The Eurocopter took off at 3.10 p.m. from a private aerodrome at Valongo, in Porto district, with a team of five firefighters on board and fire-fighting equipment consisting of a basket and bucket. After dropping the team on the ground, and lowering the bucket into position, the pilot flew the helicopter to a nearby water source to fill up for the first time with a view to emptying the water onto the fire.

As the note states, "after the cycle was repeated, on the second approach to the site of the fire and in coordination with another aircraft" that was operating in the area, "the pilot, knowing of the existence and location of the aerial power cables that existed in the location, defines the trajectory for the second drop.

"After crossing a first very-high-voltage line, duly indicated and composed of 14 conductors, the bucket suspended from the aircraft collided with the cables of the second line positioned at lower down and about 45 metres horizontally from the first, which is why it was not marked," the GPIAAF states.

The section in question of the second line, according to the note, "is characterised by a span of 400 meters” between two poles to the east and west.

"With the tail rotor destroyed, the vibrations induced by this lead to a rapid separation of the vertical stabiliser [that is] typical in these events of severe rotor 'unbalancing',” the note continues. “Now without its tail rotor and without vertical stabiliser the aircraft starts to rotate counterclockwise as an effect of the torque of the main rotor.

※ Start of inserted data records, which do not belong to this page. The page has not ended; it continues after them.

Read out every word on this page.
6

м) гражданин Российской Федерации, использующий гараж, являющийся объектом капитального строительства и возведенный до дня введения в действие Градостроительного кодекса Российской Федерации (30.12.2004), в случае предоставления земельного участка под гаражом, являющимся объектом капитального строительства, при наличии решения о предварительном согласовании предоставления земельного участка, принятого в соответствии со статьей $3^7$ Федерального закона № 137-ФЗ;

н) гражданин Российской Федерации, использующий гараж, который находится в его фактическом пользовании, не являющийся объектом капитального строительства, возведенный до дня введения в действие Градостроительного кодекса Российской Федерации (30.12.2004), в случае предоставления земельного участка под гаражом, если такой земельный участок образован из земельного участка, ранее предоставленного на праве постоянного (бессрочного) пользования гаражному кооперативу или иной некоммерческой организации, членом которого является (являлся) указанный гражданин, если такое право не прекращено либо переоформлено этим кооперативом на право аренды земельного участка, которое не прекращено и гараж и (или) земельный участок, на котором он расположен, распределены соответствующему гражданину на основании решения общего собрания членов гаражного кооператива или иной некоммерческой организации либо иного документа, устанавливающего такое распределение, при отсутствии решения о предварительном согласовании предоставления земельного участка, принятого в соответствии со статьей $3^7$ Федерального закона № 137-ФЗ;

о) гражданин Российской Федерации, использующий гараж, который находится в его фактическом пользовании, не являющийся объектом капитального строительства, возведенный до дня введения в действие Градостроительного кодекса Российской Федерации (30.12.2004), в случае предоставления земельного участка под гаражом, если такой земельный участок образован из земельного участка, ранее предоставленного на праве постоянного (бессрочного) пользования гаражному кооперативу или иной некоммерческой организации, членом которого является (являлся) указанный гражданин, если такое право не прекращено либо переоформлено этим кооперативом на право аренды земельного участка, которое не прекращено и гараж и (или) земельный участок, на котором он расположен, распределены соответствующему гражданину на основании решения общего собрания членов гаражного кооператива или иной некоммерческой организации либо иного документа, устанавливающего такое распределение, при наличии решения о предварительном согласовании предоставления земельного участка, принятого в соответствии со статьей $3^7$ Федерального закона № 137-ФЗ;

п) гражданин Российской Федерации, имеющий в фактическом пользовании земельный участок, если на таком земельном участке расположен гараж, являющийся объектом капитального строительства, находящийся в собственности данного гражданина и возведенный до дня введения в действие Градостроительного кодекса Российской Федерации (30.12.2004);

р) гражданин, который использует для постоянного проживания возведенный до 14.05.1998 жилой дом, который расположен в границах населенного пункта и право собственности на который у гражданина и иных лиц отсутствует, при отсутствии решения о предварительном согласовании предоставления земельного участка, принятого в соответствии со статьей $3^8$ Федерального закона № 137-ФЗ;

“The loss of control of the aircraft was inevitable and [resulted in the] consequent abrupt drop in rotation, traversing 66 meters until it came to a stop", the GPIAAF says.

The resulting "violent” crash on the ground immediately triggered an “intense” fire that “fully consumed the aircraft", the note states, adding that "in this process the pilot, the sole occupant of the aircraft was fatally injured".

Ferreira, 36, was a pilot in the Portuguese Air Force’s 751 squadron and also commander of the volunteer firefighters of Cete, in Paredes, in Porto district.